I’ll give it a try later!


----------



## Daner (Nov 13, 2020)

The beta from the US has worked fine with my MacBook Pro and EOS R here in Sweden. Looking forward to testing the new release.


----------



## COBRASoft (Nov 13, 2020)

This new version is not working on teams on my windows 10 computer with my eos r. The beta worked fine though.


----------



## ReflexVE (Nov 13, 2020)

Any word on if they've improved the resolution limits? On the M50 last time I used it I could only do 576p. It was a very good looking 576p, but it wasn't enough res for larger windows.

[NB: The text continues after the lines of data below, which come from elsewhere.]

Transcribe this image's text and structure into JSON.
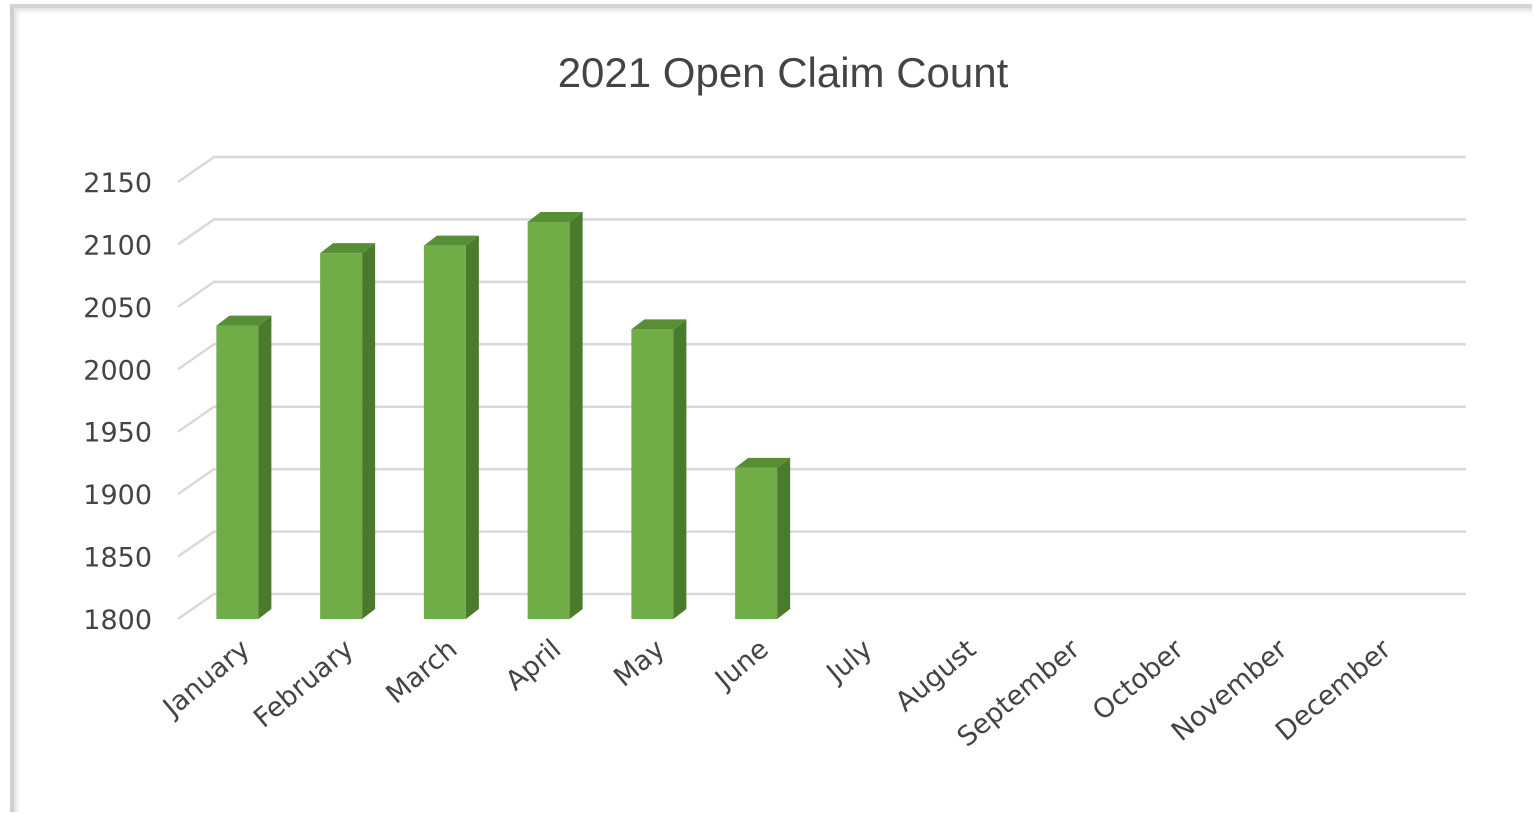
{
  "chart_data": {
    "type": "bar",
    "title": "2021 Open Claim Count",
    "xlabel": "",
    "ylabel": "",
    "categories": [
      "January",
      "February",
      "March",
      "April",
      "May",
      "June",
      "July",
      "August",
      "September",
      "October",
      "November",
      "December"
    ],
    "values": [
      2035,
      2093,
      2099,
      2118,
      2032,
      1921,
      null,
      null,
      null,
      null,
      null,
      null
    ],
    "ylim": [
      1800,
      2150
    ],
    "yticks": [
      1800,
      1850,
      1900,
      1950,
      2000,
      2050,
      2100,
      2150
    ],
    "grid": true,
    "legend": "none",
    "bar_color": "#70AD47",
    "bar_side_color": "#4A7A2B",
    "bar_top_color": "#588F35"
  }
}
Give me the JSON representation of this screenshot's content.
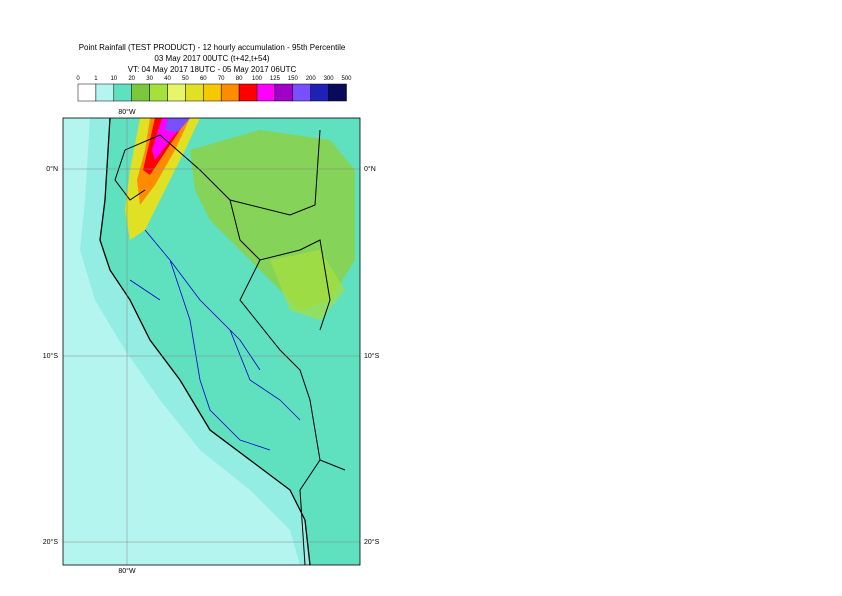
{
  "header": {
    "title": "Point Rainfall (TEST PRODUCT) - 12 hourly accumulation - 95th Percentile",
    "issued": "03 May 2017 00UTC (t+42,t+54)",
    "valid": "VT: 04 May 2017 18UTC - 05 May 2017 06UTC"
  },
  "legend": {
    "labels": [
      "0",
      "1",
      "10",
      "20",
      "30",
      "40",
      "50",
      "60",
      "70",
      "80",
      "100",
      "125",
      "150",
      "200",
      "300",
      "500"
    ],
    "colors": [
      "#ffffff",
      "#b4f5f0",
      "#5fe0bf",
      "#7cc83c",
      "#a6e03c",
      "#e8f56a",
      "#e0e024",
      "#f5c800",
      "#ff8c00",
      "#ff0000",
      "#ff00ff",
      "#a000c8",
      "#7850ff",
      "#2020b4",
      "#0a0a5a"
    ]
  },
  "map": {
    "lon_top": "80°W",
    "lon_bottom": "80°W",
    "lat_left": [
      "0°N",
      "10°S",
      "20°S"
    ],
    "lat_right": [
      "0°N",
      "10°S",
      "20°S"
    ]
  }
}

Edit: I loaned my M50 to someone for a few months which is why I'm not able to check myself.


----------



## privatebydesign (Nov 14, 2020)

Downloaded the Mac version, which I hadn't bothered. Once you read the small print on OS limitations it is so limited as to be effectively worthless.


----------



## heretakis (Dec 8, 2020)

Why did canon change the aspect ration between EOSWebcamUtilityBeta-MAC0.9.0 and EOSWebcamUtility-MAC1.0 ? You are supposed to be supporting canon users, not crippling the features even further! As soon as I upgraded to the official mac version, 16:9 ratio stopped working!


----------